Where Things Stand

Donald Trump came out of nowhere because he saw the USA as being like an insurance project: a property occupied by those who are not making the most of it, it could with a little improvement become much more valuable, which would in turn help him and everyone he knew.

This caused great panic in the Establishment, because all of them benefited a great deal from the cozy relationship where Democrats produce vast bloated programs, Republicans pretend to fight them, and then everyone agrees on how things will be and then goes off to the bar to celebrate.

Politicians can do this because the law is cumulative. Once you pass enough Leftist laws, like the Fourteenth Amendment, Hart-Celler Act, and Civil Rights Act of 1957, you are locked in to passing more Leftist laws because your social movement that approves of these laws has increasing momentum.

In addition, you must consider procedure, especially that outside of written law. In America, that means finding enough donors to sponsor your campaign, and then enough allies to get things done, so that you can do what every careerist does: make a name for yourself by passing more laws, however useless.

This means that Washington moves according to rhythms. Where you are in the election cycle determines everything; the quality of your bills determines nothing; the celebrity value of the topics on which you are legislating determines how famous you get and through that, how long you stay in power.

If you do not get a strong brand and acquire the right donors, you are toast. They call the recognition of that “professionalism,” but really it means working the job instead of having the job work you. Figure out what is required, and check off that list, and you succeed.

This requires not caring about the consequences of your actions. Does the bill work? Who cares, it is popular.
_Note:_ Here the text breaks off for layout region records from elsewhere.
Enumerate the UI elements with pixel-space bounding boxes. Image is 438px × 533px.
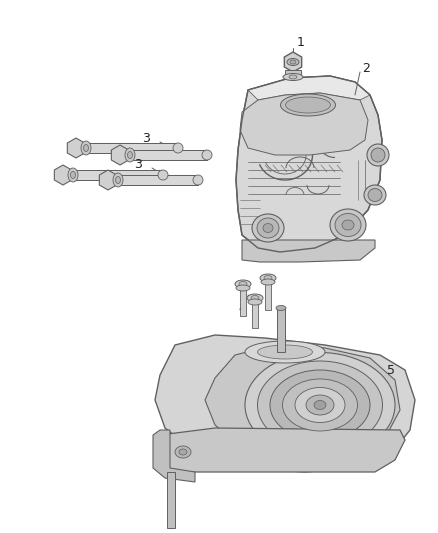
- Polygon shape: [86, 143, 178, 153]
- Text: 3: 3: [134, 157, 142, 171]
- Ellipse shape: [239, 281, 247, 287]
- Ellipse shape: [286, 97, 331, 113]
- Polygon shape: [160, 428, 405, 472]
- Ellipse shape: [84, 144, 88, 151]
- Ellipse shape: [158, 170, 168, 180]
- Ellipse shape: [113, 173, 123, 187]
- Ellipse shape: [306, 395, 334, 415]
- Ellipse shape: [314, 400, 326, 409]
- Ellipse shape: [68, 168, 78, 182]
- Polygon shape: [248, 76, 370, 100]
- Polygon shape: [285, 70, 301, 77]
- Polygon shape: [155, 335, 415, 472]
- Ellipse shape: [173, 143, 183, 153]
- Ellipse shape: [330, 209, 366, 241]
- Ellipse shape: [116, 176, 120, 183]
- Ellipse shape: [179, 449, 187, 455]
- Text: 1: 1: [297, 36, 305, 49]
- Polygon shape: [265, 278, 271, 310]
- Ellipse shape: [342, 220, 354, 230]
- Text: 3: 3: [142, 132, 150, 144]
- Polygon shape: [153, 430, 195, 482]
- Polygon shape: [284, 52, 302, 72]
- Polygon shape: [252, 298, 258, 328]
- Polygon shape: [236, 76, 382, 252]
- Ellipse shape: [289, 75, 297, 79]
- Ellipse shape: [71, 172, 75, 179]
- Ellipse shape: [127, 151, 133, 158]
- Polygon shape: [111, 145, 129, 165]
- Ellipse shape: [290, 60, 296, 64]
- Polygon shape: [73, 170, 163, 180]
- Polygon shape: [67, 138, 85, 158]
- Polygon shape: [130, 150, 207, 160]
- Ellipse shape: [261, 279, 275, 285]
- Ellipse shape: [364, 185, 386, 205]
- Polygon shape: [242, 240, 375, 262]
- Polygon shape: [205, 345, 400, 460]
- Ellipse shape: [260, 274, 276, 282]
- Ellipse shape: [81, 141, 91, 155]
- Ellipse shape: [257, 218, 279, 238]
- Ellipse shape: [248, 299, 262, 305]
- Ellipse shape: [245, 352, 395, 457]
- Ellipse shape: [236, 285, 250, 291]
- Ellipse shape: [235, 280, 251, 288]
- Ellipse shape: [276, 305, 286, 311]
- Text: 4: 4: [238, 302, 246, 314]
- Ellipse shape: [368, 189, 382, 201]
- Ellipse shape: [125, 148, 135, 162]
- Polygon shape: [240, 93, 368, 155]
- Ellipse shape: [245, 341, 325, 363]
- Polygon shape: [167, 472, 175, 528]
- Ellipse shape: [295, 387, 345, 423]
- Ellipse shape: [252, 214, 284, 242]
- Ellipse shape: [283, 379, 357, 431]
- Ellipse shape: [287, 59, 299, 66]
- Ellipse shape: [202, 150, 212, 160]
- Ellipse shape: [264, 276, 272, 280]
- Ellipse shape: [263, 223, 273, 232]
- Ellipse shape: [258, 345, 312, 359]
- Polygon shape: [277, 308, 285, 352]
- Ellipse shape: [175, 446, 191, 458]
- Ellipse shape: [283, 74, 303, 80]
- Ellipse shape: [335, 214, 361, 237]
- Ellipse shape: [193, 175, 203, 185]
- Ellipse shape: [251, 295, 259, 301]
- Ellipse shape: [247, 294, 263, 302]
- Ellipse shape: [270, 370, 370, 440]
- Polygon shape: [118, 175, 198, 185]
- Ellipse shape: [371, 148, 385, 162]
- Text: 5: 5: [387, 364, 395, 376]
- Ellipse shape: [280, 94, 336, 116]
- Polygon shape: [54, 165, 72, 185]
- Polygon shape: [99, 170, 117, 190]
- Ellipse shape: [367, 144, 389, 166]
- Text: 2: 2: [362, 61, 370, 75]
- Polygon shape: [240, 284, 246, 316]
- Ellipse shape: [258, 361, 382, 449]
Anyone who does not accept the status quo — market socialism, world police, diversity, equality — as good gets filtered out long before they have a chance at any higher positions.

Denialists see this as a feature, not a bug, of democracy. In theory, the politicians are accountable to the people, so the politicians do what is popular. In reality, politicians realize that the voters are nitwits who like being lied to, and become very cynical and manipulative people.
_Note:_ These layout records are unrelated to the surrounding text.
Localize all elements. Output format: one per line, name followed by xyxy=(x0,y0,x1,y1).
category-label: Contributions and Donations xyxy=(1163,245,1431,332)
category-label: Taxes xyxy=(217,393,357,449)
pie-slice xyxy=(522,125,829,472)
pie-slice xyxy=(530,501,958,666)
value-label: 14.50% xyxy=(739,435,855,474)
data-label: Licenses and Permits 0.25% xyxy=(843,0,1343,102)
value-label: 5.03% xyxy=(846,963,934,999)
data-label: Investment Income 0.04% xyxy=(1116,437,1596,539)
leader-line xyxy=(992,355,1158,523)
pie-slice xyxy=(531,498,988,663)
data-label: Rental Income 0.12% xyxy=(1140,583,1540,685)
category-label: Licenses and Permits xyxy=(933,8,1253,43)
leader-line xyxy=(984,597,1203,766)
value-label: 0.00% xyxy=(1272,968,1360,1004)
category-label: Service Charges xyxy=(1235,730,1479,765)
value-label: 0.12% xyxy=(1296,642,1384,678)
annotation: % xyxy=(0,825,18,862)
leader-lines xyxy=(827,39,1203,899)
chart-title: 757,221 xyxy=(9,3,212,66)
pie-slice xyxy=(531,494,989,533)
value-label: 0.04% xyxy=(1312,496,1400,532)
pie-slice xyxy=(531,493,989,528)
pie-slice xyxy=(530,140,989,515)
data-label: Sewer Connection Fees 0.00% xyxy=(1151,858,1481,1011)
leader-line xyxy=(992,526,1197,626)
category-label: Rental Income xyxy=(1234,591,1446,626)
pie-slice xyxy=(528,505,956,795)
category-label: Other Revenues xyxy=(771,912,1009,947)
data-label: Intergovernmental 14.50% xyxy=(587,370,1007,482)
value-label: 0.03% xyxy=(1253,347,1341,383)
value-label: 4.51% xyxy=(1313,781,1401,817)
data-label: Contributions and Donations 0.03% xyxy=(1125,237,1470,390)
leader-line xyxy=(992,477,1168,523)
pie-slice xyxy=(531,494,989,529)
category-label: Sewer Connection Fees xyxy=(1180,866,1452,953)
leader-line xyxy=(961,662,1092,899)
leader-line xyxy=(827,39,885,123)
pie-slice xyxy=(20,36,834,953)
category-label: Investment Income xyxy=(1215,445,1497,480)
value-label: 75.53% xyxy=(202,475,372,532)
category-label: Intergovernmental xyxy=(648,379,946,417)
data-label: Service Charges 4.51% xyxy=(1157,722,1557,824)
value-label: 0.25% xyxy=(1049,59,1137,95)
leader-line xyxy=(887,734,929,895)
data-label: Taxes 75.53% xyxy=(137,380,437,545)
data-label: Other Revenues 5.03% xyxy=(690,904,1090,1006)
To these careerists, their relationship with their coworkers is more important than any ideals they may have. This is a job, not a calling. They do it for the power, because with that they can get money or anything else they want very easily.

In addition, they use different vocabularies. Leftists are at home in egalitarian systems, and democracy is one, because to them, the popularity of an idea is all that matters. They want the power of having a mob of people behind them, as opposed to facing a revolution head-on.

Conservatives tend to view government as a business, which it is. To them, the point is to keep the business from running into full dysfunction or bankruptcy. They are not bothered however by a certain amount of debt, bloat, and incompetence, because this is the nature of government.

The only good leaders we have are dabblers in politics. They are not as slick as the true professionals like Bill Clinton, mainly because they are not criminal. To them, politics is a means of achieving certain ends that will benefit the nation, because this the path to glory.